Country music artist Eric Church has cancelled 25,000 tickets for his North American spring tour after discovering that they were purchased by scalpers.
The tickets for his spring tour will be re-released today (Tuesday) for the remaining stops of the 60-city US tour, while cancelled tickets for his Canadian tour have already been put up for resale, with further tickets for shows in Washington and Oregon going on sale on February 27.
Church has cancelled tickets purchased by scalpers for several of his individual concerts previously, but never on this scale.
“They buy thousands of tickets across the US, not just mine, and they end up making a fortune,” Church said. “They use fake credit cards, fake IDs. All of this is fraud.”
Several methods have been tried by Church to quell the reselling of tickets for a profit in the past, including paperless ticketing, increasing the price, and developing the screening of purchases through his fan club, according to one of the performer’s managers, Fox News reported.
In a report last year, investigators in New York Attorney General Eric Schneiderman’s office cited a single broker that bought 1,012 tickets within one minute to a U2 concert at Madison Square Garden when they went on sale on December 8, 2014, despite the vendor’s claim of a four-ticket limit. By the day’s end, that broker and one other had 15,000 tickets to U2’s North American shows.

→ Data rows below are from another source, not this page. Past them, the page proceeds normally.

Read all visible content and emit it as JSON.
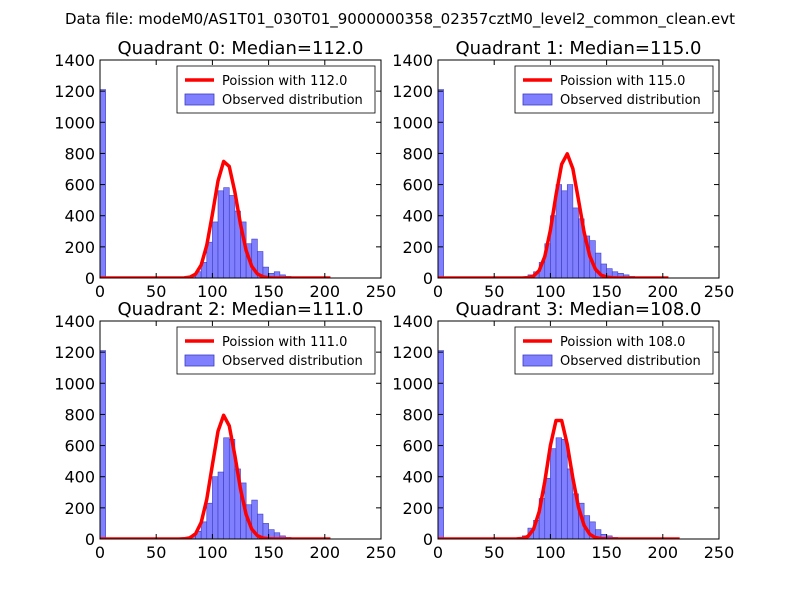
{
  "figure": {
    "suptitle": "Data file: modeM0/AS1T01_030T01_9000000358_02357cztM0_level2_common_clean.evt"
  },
  "colors": {
    "histogram_fill": "#8080ff",
    "histogram_edge": "#3a3ac0",
    "poisson_line": "#ff0000",
    "axes": "#000000"
  },
  "chart_data": [
    {
      "type": "bar",
      "title": "Quadrant 0: Median=112.0",
      "xlim": [
        0,
        250
      ],
      "ylim": [
        0,
        1400
      ],
      "xticks": [
        0,
        50,
        100,
        150,
        200,
        250
      ],
      "yticks": [
        0,
        200,
        400,
        600,
        800,
        1000,
        1200,
        1400
      ],
      "legend_position": "top-right",
      "bin_width": 5,
      "histogram": {
        "name": "Observed distribution",
        "bins": [
          {
            "x": 0,
            "y": 1210
          },
          {
            "x": 80,
            "y": 10
          },
          {
            "x": 85,
            "y": 40
          },
          {
            "x": 90,
            "y": 100
          },
          {
            "x": 95,
            "y": 230
          },
          {
            "x": 100,
            "y": 360
          },
          {
            "x": 105,
            "y": 560
          },
          {
            "x": 110,
            "y": 580
          },
          {
            "x": 115,
            "y": 530
          },
          {
            "x": 120,
            "y": 430
          },
          {
            "x": 125,
            "y": 360
          },
          {
            "x": 130,
            "y": 220
          },
          {
            "x": 135,
            "y": 250
          },
          {
            "x": 140,
            "y": 170
          },
          {
            "x": 145,
            "y": 70
          },
          {
            "x": 150,
            "y": 30
          },
          {
            "x": 155,
            "y": 40
          },
          {
            "x": 160,
            "y": 20
          },
          {
            "x": 165,
            "y": 10
          }
        ]
      },
      "poisson": {
        "name": "Poission with 112.0",
        "mean": 112.0,
        "x_range": [
          0,
          205
        ]
      }
    },
    {
      "type": "bar",
      "title": "Quadrant 1: Median=115.0",
      "xlim": [
        0,
        250
      ],
      "ylim": [
        0,
        1400
      ],
      "xticks": [
        0,
        50,
        100,
        150,
        200,
        250
      ],
      "yticks": [
        0,
        200,
        400,
        600,
        800,
        1000,
        1200,
        1400
      ],
      "legend_position": "top-right",
      "bin_width": 5,
      "histogram": {
        "name": "Observed distribution",
        "bins": [
          {
            "x": 0,
            "y": 1210
          },
          {
            "x": 80,
            "y": 20
          },
          {
            "x": 85,
            "y": 40
          },
          {
            "x": 90,
            "y": 100
          },
          {
            "x": 95,
            "y": 220
          },
          {
            "x": 100,
            "y": 400
          },
          {
            "x": 105,
            "y": 600
          },
          {
            "x": 110,
            "y": 560
          },
          {
            "x": 115,
            "y": 600
          },
          {
            "x": 120,
            "y": 450
          },
          {
            "x": 125,
            "y": 380
          },
          {
            "x": 130,
            "y": 270
          },
          {
            "x": 135,
            "y": 240
          },
          {
            "x": 140,
            "y": 160
          },
          {
            "x": 145,
            "y": 90
          },
          {
            "x": 150,
            "y": 60
          },
          {
            "x": 155,
            "y": 40
          },
          {
            "x": 160,
            "y": 30
          },
          {
            "x": 165,
            "y": 20
          },
          {
            "x": 170,
            "y": 10
          }
        ]
      },
      "poisson": {
        "name": "Poission with 115.0",
        "mean": 115.0,
        "x_range": [
          0,
          205
        ]
      }
    },
    {
      "type": "bar",
      "title": "Quadrant 2: Median=111.0",
      "xlim": [
        0,
        250
      ],
      "ylim": [
        0,
        1400
      ],
      "xticks": [
        0,
        50,
        100,
        150,
        200,
        250
      ],
      "yticks": [
        0,
        200,
        400,
        600,
        800,
        1000,
        1200,
        1400
      ],
      "legend_position": "top-right",
      "bin_width": 5,
      "histogram": {
        "name": "Observed distribution",
        "bins": [
          {
            "x": 0,
            "y": 1210
          },
          {
            "x": 80,
            "y": 20
          },
          {
            "x": 85,
            "y": 50
          },
          {
            "x": 90,
            "y": 110
          },
          {
            "x": 95,
            "y": 230
          },
          {
            "x": 100,
            "y": 400
          },
          {
            "x": 105,
            "y": 430
          },
          {
            "x": 110,
            "y": 650
          },
          {
            "x": 115,
            "y": 640
          },
          {
            "x": 120,
            "y": 450
          },
          {
            "x": 125,
            "y": 360
          },
          {
            "x": 130,
            "y": 220
          },
          {
            "x": 135,
            "y": 250
          },
          {
            "x": 140,
            "y": 160
          },
          {
            "x": 145,
            "y": 100
          },
          {
            "x": 150,
            "y": 60
          },
          {
            "x": 155,
            "y": 40
          },
          {
            "x": 160,
            "y": 20
          },
          {
            "x": 165,
            "y": 10
          }
        ]
      },
      "poisson": {
        "name": "Poission with 111.0",
        "mean": 111.0,
        "x_range": [
          0,
          205
        ]
      }
    },
    {
      "type": "bar",
      "title": "Quadrant 3: Median=108.0",
      "xlim": [
        0,
        250
      ],
      "ylim": [
        0,
        1400
      ],
      "xticks": [
        0,
        50,
        100,
        150,
        200,
        250
      ],
      "yticks": [
        0,
        200,
        400,
        600,
        800,
        1000,
        1200,
        1400
      ],
      "legend_position": "top-right",
      "bin_width": 5,
      "histogram": {
        "name": "Observed distribution",
        "bins": [
          {
            "x": 0,
            "y": 1210
          },
          {
            "x": 75,
            "y": 20
          },
          {
            "x": 80,
            "y": 70
          },
          {
            "x": 85,
            "y": 120
          },
          {
            "x": 90,
            "y": 260
          },
          {
            "x": 95,
            "y": 390
          },
          {
            "x": 100,
            "y": 580
          },
          {
            "x": 105,
            "y": 650
          },
          {
            "x": 110,
            "y": 640
          },
          {
            "x": 115,
            "y": 450
          },
          {
            "x": 120,
            "y": 290
          },
          {
            "x": 125,
            "y": 230
          },
          {
            "x": 130,
            "y": 150
          },
          {
            "x": 135,
            "y": 110
          },
          {
            "x": 140,
            "y": 60
          },
          {
            "x": 145,
            "y": 30
          },
          {
            "x": 150,
            "y": 20
          },
          {
            "x": 155,
            "y": 10
          }
        ]
      },
      "poisson": {
        "name": "Poission with 108.0",
        "mean": 108.0,
        "x_range": [
          0,
          215
        ]
      }
    }
  ]
}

The report said third-party brokers resell tickets on sites like StubHub and TicketsNow at average margins of 49 per cent above face value and sometimes more than 10 times the price.
Church’s new tour is among the top 10 global tours with ticket prices averaging $60.67, according to Pollstar.
“Our fans know that as long as we tour, we’re going to do everything we can to make sure they pay face value for the ticket,” Church said.